A gap between what executives believe about AI and what frontline workers experience is stalling large-scale deployment across the supply chain industry, according to a survey of more than 200 professionals published by The Loadstar. While 89.5% of organisations already seeing measurable value point to speed and productivity gains, most have not moved AI beyond pilot projects.
The State of AI in Supply Chain report found that only 22.2% of respondents had deployed AI at scale across multiple teams or made it core to operations. Another 43.2% remained in experimentation phases or had not started adoption at all. The findings locate the primary obstacles inside organisations rather than in the technology itself.
The confidence gap between leadership and the front line
Among vice presidents and executives, 77.5% described themselves as optimistic or enthusiastic about AI's impact on their careers. That figure fell to 37.5% among analysts, specialists and other individual contributors. Only 9% of those frontline workers said they felt threatened by the technology.
James Coombes, chief executive of logistics AI provider Raft, said the numbers reveal a disconnect between vision and delivery. "The biggest eye-opener for me was the massive sentiment gap between the boardroom and the front lines," he said. "This tells us the issue isn't frontline fear, but rather leadership selling a grand vision that their execution teams simply haven't seen delivered in reality yet."
Where AI is working - and what's blocking it
Document extraction and processing remains the clearest success story. Nearly 80% of respondents identified it as the area generating the most tangible operational impact. More than half (53.8%) cited a lack of in-house AI expertise and change-management capability as the main obstacle to scaling, while 48.7% pointed to difficulties integrating AI with existing systems.
Measurement compounds the problem. Nearly two-thirds (62.8%) of respondents said they had either not measured the return on investment from AI initiatives or were unsure how to do so. Coombes pushed back on describing the situation as hype. "Hype implies the value isn't real, and across more than 100 deployments with Raft the value is undeniable," he said. "What the survey exposes is something more interesting: a measurement and execution gap. Most firms still can't put a number on what AI is doing for them, and far fewer have deployed at scale than are talking about it."

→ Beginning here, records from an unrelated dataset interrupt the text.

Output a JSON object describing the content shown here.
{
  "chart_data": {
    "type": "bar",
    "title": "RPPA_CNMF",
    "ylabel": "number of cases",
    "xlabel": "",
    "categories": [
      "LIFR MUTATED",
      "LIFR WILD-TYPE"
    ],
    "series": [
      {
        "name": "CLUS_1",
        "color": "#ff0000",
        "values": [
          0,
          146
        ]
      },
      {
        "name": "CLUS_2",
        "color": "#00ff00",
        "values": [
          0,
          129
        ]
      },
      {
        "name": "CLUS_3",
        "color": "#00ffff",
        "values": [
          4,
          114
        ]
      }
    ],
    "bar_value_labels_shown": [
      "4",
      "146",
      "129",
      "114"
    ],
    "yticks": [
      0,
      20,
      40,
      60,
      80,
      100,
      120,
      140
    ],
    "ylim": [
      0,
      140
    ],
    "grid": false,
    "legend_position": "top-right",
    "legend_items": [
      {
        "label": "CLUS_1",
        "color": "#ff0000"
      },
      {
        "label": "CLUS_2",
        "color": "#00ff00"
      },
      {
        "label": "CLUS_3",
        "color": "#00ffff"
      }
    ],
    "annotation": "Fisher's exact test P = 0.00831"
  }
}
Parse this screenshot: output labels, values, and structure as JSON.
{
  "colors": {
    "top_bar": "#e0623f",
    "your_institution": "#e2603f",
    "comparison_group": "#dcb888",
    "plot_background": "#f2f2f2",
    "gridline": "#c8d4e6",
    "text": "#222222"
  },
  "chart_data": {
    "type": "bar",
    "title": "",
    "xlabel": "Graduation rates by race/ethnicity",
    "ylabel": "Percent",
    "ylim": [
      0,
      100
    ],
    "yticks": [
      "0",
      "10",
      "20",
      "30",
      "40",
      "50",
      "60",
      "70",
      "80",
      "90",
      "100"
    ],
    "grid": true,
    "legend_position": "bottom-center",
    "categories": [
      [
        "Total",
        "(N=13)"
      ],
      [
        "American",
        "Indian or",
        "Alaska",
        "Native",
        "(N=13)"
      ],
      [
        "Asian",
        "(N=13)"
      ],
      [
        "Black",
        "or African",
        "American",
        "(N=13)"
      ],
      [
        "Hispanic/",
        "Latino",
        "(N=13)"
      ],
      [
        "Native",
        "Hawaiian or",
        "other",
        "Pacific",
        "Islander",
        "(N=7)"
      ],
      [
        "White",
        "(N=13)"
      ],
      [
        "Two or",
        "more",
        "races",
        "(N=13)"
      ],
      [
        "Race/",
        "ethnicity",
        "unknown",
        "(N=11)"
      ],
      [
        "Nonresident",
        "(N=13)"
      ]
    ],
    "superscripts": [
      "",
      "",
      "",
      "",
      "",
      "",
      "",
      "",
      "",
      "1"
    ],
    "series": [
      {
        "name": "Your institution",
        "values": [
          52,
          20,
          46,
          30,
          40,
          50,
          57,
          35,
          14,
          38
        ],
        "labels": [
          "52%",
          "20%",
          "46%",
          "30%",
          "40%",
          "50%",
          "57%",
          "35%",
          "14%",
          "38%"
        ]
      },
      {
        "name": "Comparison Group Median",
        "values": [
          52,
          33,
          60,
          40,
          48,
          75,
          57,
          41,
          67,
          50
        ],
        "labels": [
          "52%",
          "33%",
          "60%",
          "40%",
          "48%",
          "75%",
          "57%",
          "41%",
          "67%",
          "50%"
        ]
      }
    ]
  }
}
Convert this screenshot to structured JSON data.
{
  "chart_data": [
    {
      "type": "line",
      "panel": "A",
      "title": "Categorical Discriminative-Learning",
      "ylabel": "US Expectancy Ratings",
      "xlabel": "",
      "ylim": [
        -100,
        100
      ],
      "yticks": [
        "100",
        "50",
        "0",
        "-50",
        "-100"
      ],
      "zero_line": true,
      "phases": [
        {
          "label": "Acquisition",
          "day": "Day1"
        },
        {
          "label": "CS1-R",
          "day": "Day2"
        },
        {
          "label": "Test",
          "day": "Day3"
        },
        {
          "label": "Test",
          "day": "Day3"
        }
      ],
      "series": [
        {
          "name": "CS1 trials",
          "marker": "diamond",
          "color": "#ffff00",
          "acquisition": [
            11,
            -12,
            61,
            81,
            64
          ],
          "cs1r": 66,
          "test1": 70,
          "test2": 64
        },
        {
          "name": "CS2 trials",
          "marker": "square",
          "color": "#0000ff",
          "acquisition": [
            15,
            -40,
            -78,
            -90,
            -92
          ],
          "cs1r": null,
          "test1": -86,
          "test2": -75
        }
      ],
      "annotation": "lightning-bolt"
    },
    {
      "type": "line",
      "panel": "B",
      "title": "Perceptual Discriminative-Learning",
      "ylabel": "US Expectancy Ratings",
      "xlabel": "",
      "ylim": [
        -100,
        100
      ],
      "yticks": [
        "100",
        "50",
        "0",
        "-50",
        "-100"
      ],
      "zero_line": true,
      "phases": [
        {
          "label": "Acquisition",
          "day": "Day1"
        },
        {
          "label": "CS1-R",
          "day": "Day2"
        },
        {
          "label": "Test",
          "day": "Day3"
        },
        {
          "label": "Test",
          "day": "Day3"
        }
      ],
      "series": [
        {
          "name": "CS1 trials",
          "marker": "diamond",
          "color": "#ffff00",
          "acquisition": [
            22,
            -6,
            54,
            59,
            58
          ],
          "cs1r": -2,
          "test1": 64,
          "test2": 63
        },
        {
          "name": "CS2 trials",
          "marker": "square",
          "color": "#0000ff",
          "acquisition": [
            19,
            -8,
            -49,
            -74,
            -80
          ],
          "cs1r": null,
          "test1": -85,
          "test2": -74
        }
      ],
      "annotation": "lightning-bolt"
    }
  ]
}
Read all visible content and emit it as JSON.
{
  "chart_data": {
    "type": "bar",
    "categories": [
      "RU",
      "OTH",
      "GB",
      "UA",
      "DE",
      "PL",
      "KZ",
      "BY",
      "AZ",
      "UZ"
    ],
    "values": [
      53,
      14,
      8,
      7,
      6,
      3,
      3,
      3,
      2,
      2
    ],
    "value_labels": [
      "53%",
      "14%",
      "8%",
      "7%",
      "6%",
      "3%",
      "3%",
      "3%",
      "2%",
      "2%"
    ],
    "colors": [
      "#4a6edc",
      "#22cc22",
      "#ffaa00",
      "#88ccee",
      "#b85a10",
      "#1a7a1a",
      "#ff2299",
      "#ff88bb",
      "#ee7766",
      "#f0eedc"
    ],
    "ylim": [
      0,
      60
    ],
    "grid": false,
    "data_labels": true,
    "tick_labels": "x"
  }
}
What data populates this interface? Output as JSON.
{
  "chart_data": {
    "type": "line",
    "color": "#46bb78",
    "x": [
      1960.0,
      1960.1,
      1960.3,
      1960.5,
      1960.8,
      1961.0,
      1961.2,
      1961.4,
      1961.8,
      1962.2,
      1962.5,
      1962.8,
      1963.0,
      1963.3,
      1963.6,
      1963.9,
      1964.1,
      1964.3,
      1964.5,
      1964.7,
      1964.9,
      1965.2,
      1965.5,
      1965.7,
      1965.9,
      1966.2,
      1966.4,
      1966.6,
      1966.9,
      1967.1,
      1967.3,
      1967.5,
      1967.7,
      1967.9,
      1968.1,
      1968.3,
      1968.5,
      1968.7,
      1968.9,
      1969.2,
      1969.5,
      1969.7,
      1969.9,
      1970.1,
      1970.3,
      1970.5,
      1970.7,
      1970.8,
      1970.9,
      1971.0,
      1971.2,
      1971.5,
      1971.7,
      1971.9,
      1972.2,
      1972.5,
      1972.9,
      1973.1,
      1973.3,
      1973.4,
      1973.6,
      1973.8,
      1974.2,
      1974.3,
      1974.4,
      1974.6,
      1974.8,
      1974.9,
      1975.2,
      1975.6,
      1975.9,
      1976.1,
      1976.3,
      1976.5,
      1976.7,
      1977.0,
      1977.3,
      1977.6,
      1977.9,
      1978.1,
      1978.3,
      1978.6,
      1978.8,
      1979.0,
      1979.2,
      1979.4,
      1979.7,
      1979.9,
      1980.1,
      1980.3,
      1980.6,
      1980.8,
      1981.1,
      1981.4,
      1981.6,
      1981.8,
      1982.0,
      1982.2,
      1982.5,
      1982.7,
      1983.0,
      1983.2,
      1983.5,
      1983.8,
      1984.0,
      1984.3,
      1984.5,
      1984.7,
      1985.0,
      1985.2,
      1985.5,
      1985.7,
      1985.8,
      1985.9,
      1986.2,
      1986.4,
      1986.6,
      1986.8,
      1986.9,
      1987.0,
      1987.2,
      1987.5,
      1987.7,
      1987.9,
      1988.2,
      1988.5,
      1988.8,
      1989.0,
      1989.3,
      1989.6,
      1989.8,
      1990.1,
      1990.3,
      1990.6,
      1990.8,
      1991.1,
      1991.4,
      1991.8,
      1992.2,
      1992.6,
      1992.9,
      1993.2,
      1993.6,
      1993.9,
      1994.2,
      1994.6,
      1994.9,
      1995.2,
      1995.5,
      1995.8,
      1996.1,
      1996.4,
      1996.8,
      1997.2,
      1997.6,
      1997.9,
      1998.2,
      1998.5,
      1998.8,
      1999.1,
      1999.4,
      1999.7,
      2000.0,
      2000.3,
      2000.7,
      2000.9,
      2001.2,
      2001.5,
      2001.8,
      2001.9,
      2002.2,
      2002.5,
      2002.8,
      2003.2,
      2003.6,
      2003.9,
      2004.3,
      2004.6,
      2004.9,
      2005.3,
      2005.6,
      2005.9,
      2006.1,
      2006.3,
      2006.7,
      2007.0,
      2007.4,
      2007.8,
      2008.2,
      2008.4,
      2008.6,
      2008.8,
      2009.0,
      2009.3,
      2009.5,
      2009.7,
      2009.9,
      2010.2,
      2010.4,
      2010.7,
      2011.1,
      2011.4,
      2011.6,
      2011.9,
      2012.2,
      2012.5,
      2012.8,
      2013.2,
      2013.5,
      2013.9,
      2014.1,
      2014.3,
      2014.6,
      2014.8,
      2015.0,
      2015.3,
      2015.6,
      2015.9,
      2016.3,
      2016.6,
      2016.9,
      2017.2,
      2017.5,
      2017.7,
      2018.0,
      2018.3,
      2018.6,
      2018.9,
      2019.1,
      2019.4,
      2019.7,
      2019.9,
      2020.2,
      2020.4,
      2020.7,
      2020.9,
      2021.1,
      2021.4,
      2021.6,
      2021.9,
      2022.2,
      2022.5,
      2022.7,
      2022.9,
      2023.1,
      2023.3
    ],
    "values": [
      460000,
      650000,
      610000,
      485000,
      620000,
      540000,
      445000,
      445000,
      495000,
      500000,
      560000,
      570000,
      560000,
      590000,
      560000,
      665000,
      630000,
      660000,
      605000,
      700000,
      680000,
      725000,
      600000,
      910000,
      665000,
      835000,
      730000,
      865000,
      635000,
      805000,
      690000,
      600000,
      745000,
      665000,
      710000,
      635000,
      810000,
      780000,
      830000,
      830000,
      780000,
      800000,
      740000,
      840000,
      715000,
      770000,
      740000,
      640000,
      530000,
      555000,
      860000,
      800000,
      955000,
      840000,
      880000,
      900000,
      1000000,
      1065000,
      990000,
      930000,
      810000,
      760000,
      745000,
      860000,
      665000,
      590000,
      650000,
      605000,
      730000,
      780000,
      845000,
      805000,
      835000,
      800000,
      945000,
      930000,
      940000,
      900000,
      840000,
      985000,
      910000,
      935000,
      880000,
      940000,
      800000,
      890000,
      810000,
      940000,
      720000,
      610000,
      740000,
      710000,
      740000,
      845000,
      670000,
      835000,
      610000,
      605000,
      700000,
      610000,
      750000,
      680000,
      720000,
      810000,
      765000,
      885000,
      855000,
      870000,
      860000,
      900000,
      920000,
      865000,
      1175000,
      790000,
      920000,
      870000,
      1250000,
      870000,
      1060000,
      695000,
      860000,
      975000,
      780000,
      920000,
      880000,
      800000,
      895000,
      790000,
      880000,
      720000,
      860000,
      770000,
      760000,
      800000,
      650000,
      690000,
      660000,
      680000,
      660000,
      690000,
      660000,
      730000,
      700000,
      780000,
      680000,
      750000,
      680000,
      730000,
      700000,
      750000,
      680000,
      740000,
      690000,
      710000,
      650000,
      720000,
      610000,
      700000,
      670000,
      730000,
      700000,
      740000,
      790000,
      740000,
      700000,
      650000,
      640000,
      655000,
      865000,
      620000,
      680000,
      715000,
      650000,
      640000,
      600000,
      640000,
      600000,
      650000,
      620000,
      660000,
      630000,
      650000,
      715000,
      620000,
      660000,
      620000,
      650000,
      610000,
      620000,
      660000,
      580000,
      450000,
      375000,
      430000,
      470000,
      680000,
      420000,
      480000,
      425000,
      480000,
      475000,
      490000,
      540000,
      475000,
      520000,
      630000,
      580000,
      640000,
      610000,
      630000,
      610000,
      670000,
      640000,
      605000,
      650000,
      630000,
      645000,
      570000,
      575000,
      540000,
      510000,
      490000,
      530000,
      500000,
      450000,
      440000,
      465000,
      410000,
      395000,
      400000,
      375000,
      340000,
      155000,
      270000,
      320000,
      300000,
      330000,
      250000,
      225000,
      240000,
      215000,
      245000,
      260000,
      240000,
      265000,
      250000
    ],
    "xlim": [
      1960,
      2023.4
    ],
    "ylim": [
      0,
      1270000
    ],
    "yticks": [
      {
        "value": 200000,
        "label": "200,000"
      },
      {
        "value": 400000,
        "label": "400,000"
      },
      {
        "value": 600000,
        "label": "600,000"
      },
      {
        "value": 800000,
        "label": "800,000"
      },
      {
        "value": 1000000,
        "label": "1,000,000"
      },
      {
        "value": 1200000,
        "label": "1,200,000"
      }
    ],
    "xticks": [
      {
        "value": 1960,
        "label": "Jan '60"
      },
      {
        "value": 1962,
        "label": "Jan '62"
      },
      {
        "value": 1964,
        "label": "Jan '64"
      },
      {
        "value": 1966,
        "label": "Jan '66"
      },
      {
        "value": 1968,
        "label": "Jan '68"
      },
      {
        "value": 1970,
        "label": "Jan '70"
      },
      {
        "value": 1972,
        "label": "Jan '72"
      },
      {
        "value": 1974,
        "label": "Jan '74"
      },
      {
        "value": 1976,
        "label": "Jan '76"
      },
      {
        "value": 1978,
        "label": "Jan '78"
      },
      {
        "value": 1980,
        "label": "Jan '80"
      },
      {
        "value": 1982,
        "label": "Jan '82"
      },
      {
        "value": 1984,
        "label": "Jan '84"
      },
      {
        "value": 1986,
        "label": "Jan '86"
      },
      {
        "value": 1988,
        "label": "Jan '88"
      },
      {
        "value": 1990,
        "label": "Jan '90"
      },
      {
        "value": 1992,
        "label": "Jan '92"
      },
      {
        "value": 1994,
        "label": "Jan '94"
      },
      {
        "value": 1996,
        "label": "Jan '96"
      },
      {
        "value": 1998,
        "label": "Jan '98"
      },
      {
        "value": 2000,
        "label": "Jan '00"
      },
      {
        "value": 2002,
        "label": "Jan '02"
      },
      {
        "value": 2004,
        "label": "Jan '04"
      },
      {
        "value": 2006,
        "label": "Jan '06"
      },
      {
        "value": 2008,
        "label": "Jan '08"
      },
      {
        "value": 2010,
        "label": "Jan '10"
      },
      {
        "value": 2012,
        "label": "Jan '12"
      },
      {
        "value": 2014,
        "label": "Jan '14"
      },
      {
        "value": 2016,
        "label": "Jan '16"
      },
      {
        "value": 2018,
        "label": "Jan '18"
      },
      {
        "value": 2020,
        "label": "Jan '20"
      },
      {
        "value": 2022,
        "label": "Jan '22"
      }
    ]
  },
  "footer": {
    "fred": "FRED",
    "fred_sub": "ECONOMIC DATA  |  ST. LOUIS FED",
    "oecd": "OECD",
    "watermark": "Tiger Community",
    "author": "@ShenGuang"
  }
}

Regional differences and back-office shifts
North America recorded the highest proportion of companies yet to begin AI adoption, with 25.6% reporting no meaningful implementation efforts. Coombes attributed the lag to operational complexity rather than a lack of ambition. He pointed to the breadth of services managed by many US-based logistics providers, the legacy of extensive offshoring, and deeply embedded operating processes as factors making change harder than in other markets.
Looking ahead, 65.8% of respondents said data quality and integration would be the key differentiator between AI leaders and laggards over the next two to three years. Coombes predicted the next major shift will hit back-office operations directly. "Within three years, the high-volume document triage and actioning that has bottlenecked the logistics back office for decades will be gone," he said. "Reconciling an invoice against an accrual, making a customer booking, chasing a missing field - all of it automated by default, handled before a human ever sees it." What remains, he said, will be high-stakes data requiring human review, mission-critical exception management, and relationship management with customers and service providers.
Why this matters for management
The data makes clear that AI adoption problems are not technical - they are organisational. For managers, the 40-point enthusiasm gap between executives and individual contributors is a direct signal that strategy and execution are not aligned. If frontline teams have not seen the promised gains materialise, the next wave of deployment will stall regardless of how bullish leadership sounds. Closing that gap requires not just a roadmap for technology but a credible plan for change management, measurement, and integration with systems people already use every day.